Speaking to reporters on Friday afternoon, Ontario Premier Doug Ford said his government will be releasing a plan to move on to the next phase of reopening the economy early next week, but warned that businesses won’t be allowed to reopen right away.
“We will be ready very soon to take our next steps to reopen our economy, but it won’t happen overnight. Businesses will need some time to prepare.”
The province entered the first stage of the “restart phase” of reopening, as outlined in the Progressive Conservative’s "Framework for Reopening our Province,” in mid-May.
A number of businesses with street entrances have been allowed to open their doors, as well as garden centres, hardware store and golf courses—however this occurred on May 19, three days after the sample week used by Statistics Canada to calculate employment had ended.

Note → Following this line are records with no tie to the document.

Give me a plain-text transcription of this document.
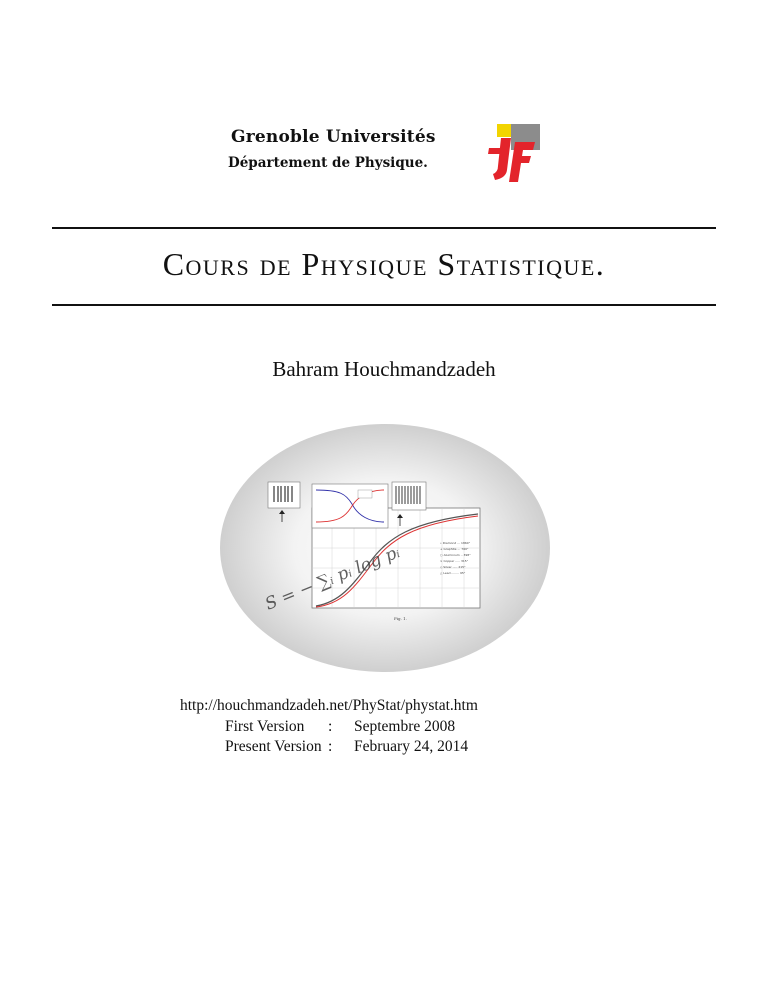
Grenoble Universités
Département de Physique.
Cours de Physique Statistique.
Bahram Houchmandzadeh
• Diamond ... 1860°
+ Graphite ... 760°
○ Aluminium .. 398°
× Copper ..... 315°
◇ Silver ..... 215°
△ Lead ........ 95°
Fig. 1.
S = − ∑ᵢ pᵢ log pᵢ
http://houchmandzadeh.net/PhyStat/phystat.htm
First Version	:	Septembre 2008
Present Version :	February 24, 2014
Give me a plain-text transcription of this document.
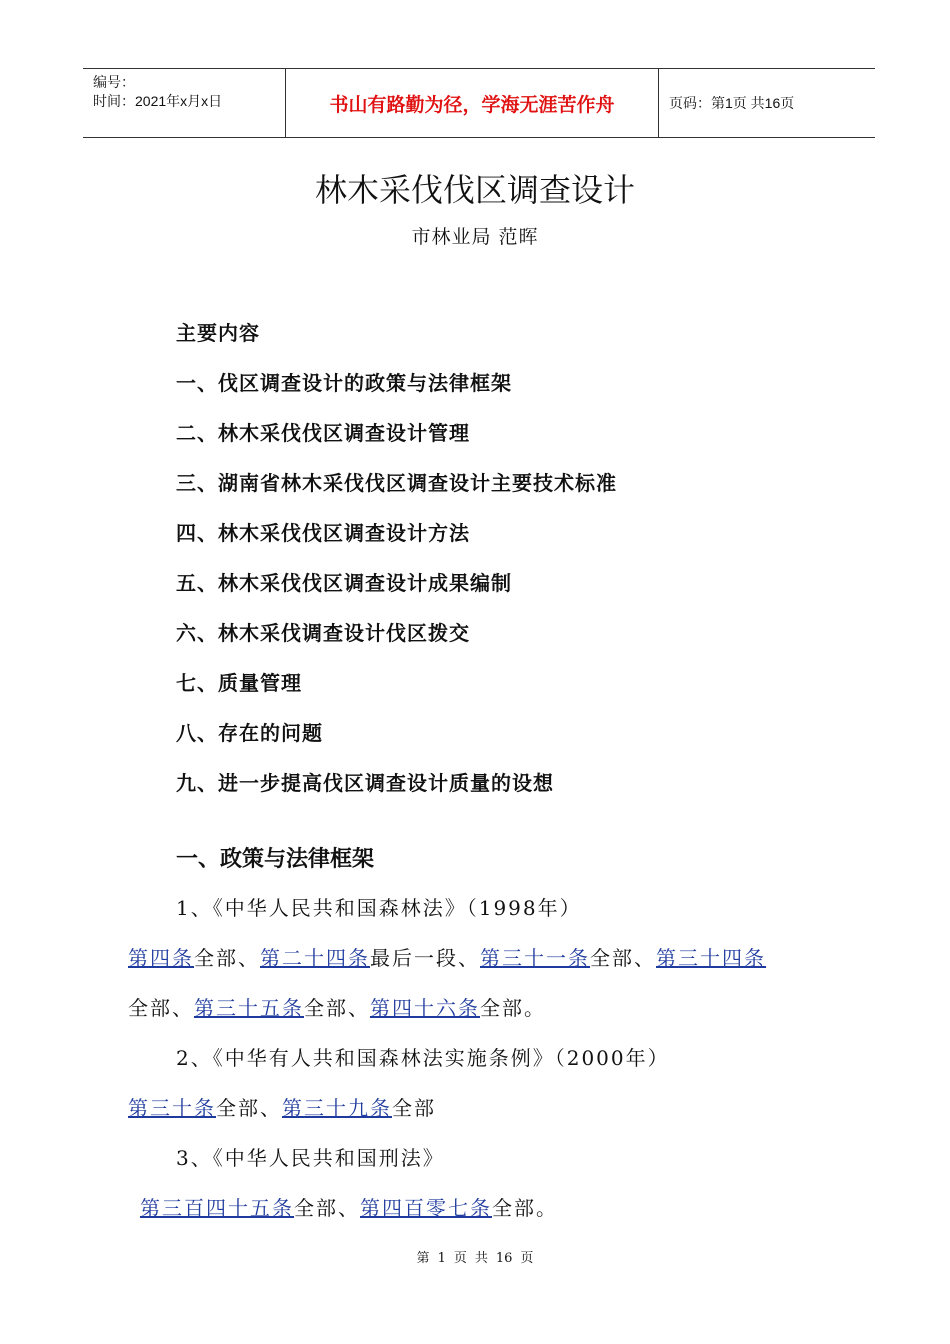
编号：
时间：2021年x月x日	书山有路勤为径，学海无涯苦作舟	页码：第1页 共16页
林木采伐伐区调查设计
市林业局 范晖
主要内容
一、伐区调查设计的政策与法律框架
二、林木采伐伐区调查设计管理
三、湖南省林木采伐伐区调查设计主要技术标准
四、林木采伐伐区调查设计方法
五、林木采伐伐区调查设计成果编制
六、林木采伐调查设计伐区拨交
七、质量管理
八、存在的问题
九、进一步提高伐区调查设计质量的设想
一、政策与法律框架
1、《中华人民共和国森林法》（1998年）
第四条全部、第二十四条最后一段、第三十一条全部、第三十四条
全部、第三十五条全部、第四十六条全部。
2、《中华有人共和国森林法实施条例》（2000年）
第三十条全部、第三十九条全部
3、《中华人民共和国刑法》
第三百四十五条全部、第四百零七条全部。
第 1 页 共 16 页
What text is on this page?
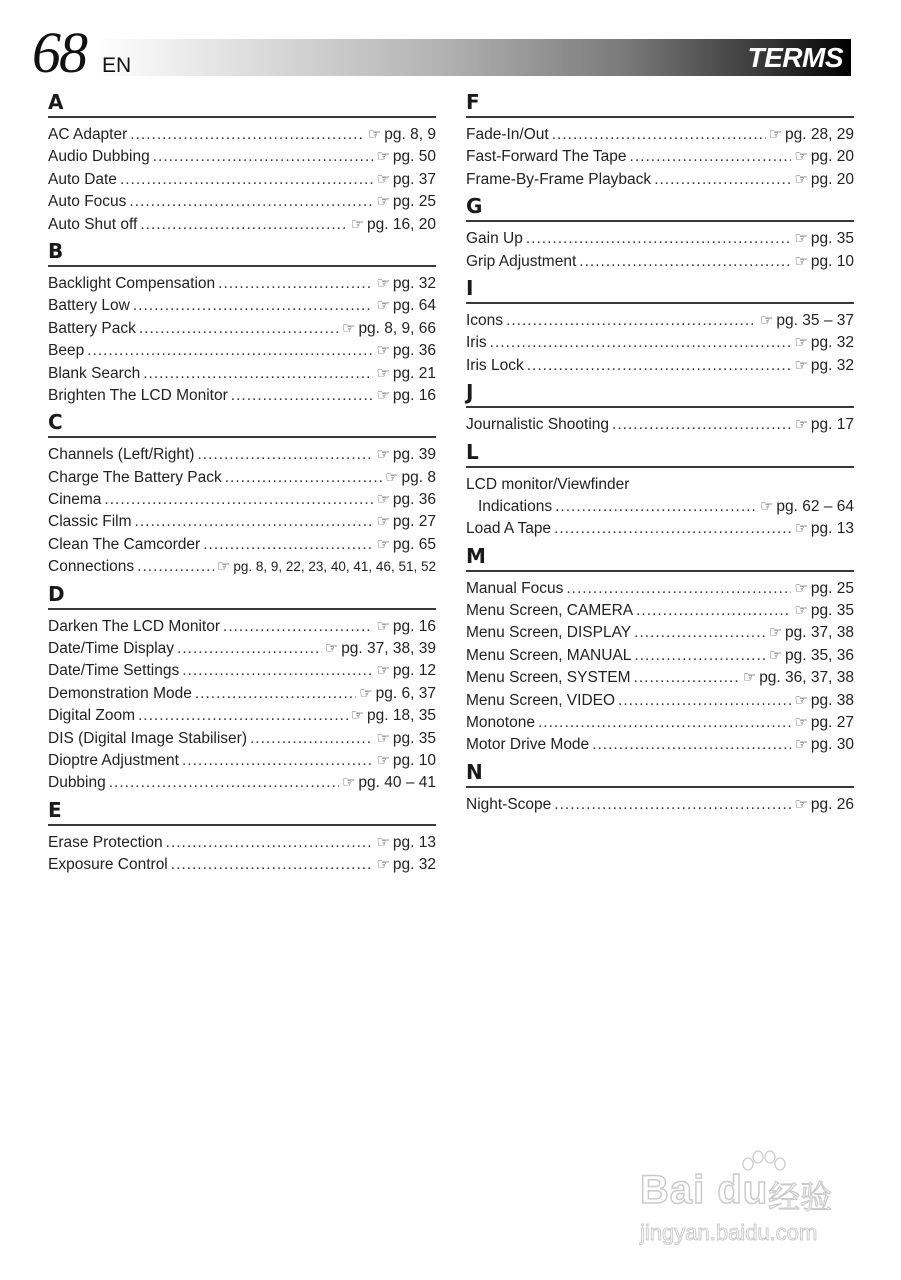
68 EN	TERMS
A
AC Adapter .....	☞ pg. 8, 9
Audio Dubbing .....	☞ pg. 50
Auto Date .....	☞ pg. 37
Auto Focus .....	☞ pg. 25
Auto Shut off .....	☞ pg. 16, 20
B
Backlight Compensation .....	☞ pg. 32
Battery Low .....	☞ pg. 64
Battery Pack .....	☞ pg. 8, 9, 66
Beep .....	☞ pg. 36
Blank Search .....	☞ pg. 21
Brighten The LCD Monitor .....	☞ pg. 16
C
Channels (Left/Right) .....	☞ pg. 39
Charge The Battery Pack .....	☞ pg. 8
Cinema .....	☞ pg. 36
Classic Film .....	☞ pg. 27
Clean The Camcorder .....	☞ pg. 65
Connections .....	☞ pg. 8, 9, 22, 23, 40, 41, 46, 51, 52
D
Darken The LCD Monitor .....	☞ pg. 16
Date/Time Display .....	☞ pg. 37, 38, 39
Date/Time Settings .....	☞ pg. 12
Demonstration Mode .....	☞ pg. 6, 37
Digital Zoom .....	☞ pg. 18, 35
DIS (Digital Image Stabiliser) .....	☞ pg. 35
Dioptre Adjustment .....	☞ pg. 10
Dubbing .....	☞ pg. 40 – 41
E
Erase Protection .....	☞ pg. 13
Exposure Control .....	☞ pg. 32
F
Fade-In/Out .....	☞ pg. 28, 29
Fast-Forward The Tape .....	☞ pg. 20
Frame-By-Frame Playback .....	☞ pg. 20
G
Gain Up .....	☞ pg. 35
Grip Adjustment .....	☞ pg. 10
I
Icons .....	☞ pg. 35 – 37
Iris .....	☞ pg. 32
Iris Lock .....	☞ pg. 32
J
Journalistic Shooting .....	☞ pg. 17
L
LCD monitor/Viewfinder
Indications .....	☞ pg. 62 – 64
Load A Tape .....	☞ pg. 13
M
Manual Focus .....	☞ pg. 25
Menu Screen, CAMERA .....	☞ pg. 35
Menu Screen, DISPLAY .....	☞ pg. 37, 38
Menu Screen, MANUAL .....	☞ pg. 35, 36
Menu Screen, SYSTEM .....	☞ pg. 36, 37, 38
Menu Screen, VIDEO .....	☞ pg. 38
Monotone .....	☞ pg. 27
Motor Drive Mode .....	☞ pg. 30
N
Night-Scope .....	☞ pg. 26
Bai du 经验
jingyan.baidu.com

Ford said that the report only provides a “one week snapshot” of how Ontario’s economy is doing.
Victor Fedeli, Ontario’s minister of economic development, said that that while unemployment appears to be increasing, the economy “is beginning to restablizie.”
“However, there is no doubt that the COVID-19 pandemic is having an ongoing impact on Ontario’s economy and real people, families, business owners and workers continue to struggle.”
After the first set of unemployment numbers were released for the month of March, the premier announced the launch of the Ontario Jobs and Recovery Committee, comprised of numerous ministers, to help grow the economy after COVID-19 runs its course.
“These aren’t just numbers. These are real people. It breaks my heart. It keeps me up at night,” he said at the time. “As a province … we’ve had to make unthinkable sacrifices. We’ve paid a tremendous cost.”
“We aren’t going to wait until this is over. We are going to start working on the economic right now.”
No updates have been provided to date about the committee’s plan to help the economy bounce back after businesses begin to reopen. However, on Friday Fedeli praised the committee’s open communication with businesses across the province.
“We’ve heard loud and clear, COVID-19 has changed the landscape and we must work together.”
Across Canada, 289,600 jobs were added in May, Statistics Canada said, however the unemployment rate remains at a record high at 13.7 per cent.
The previous high was recorded in December 1982 at 13.1 per cent.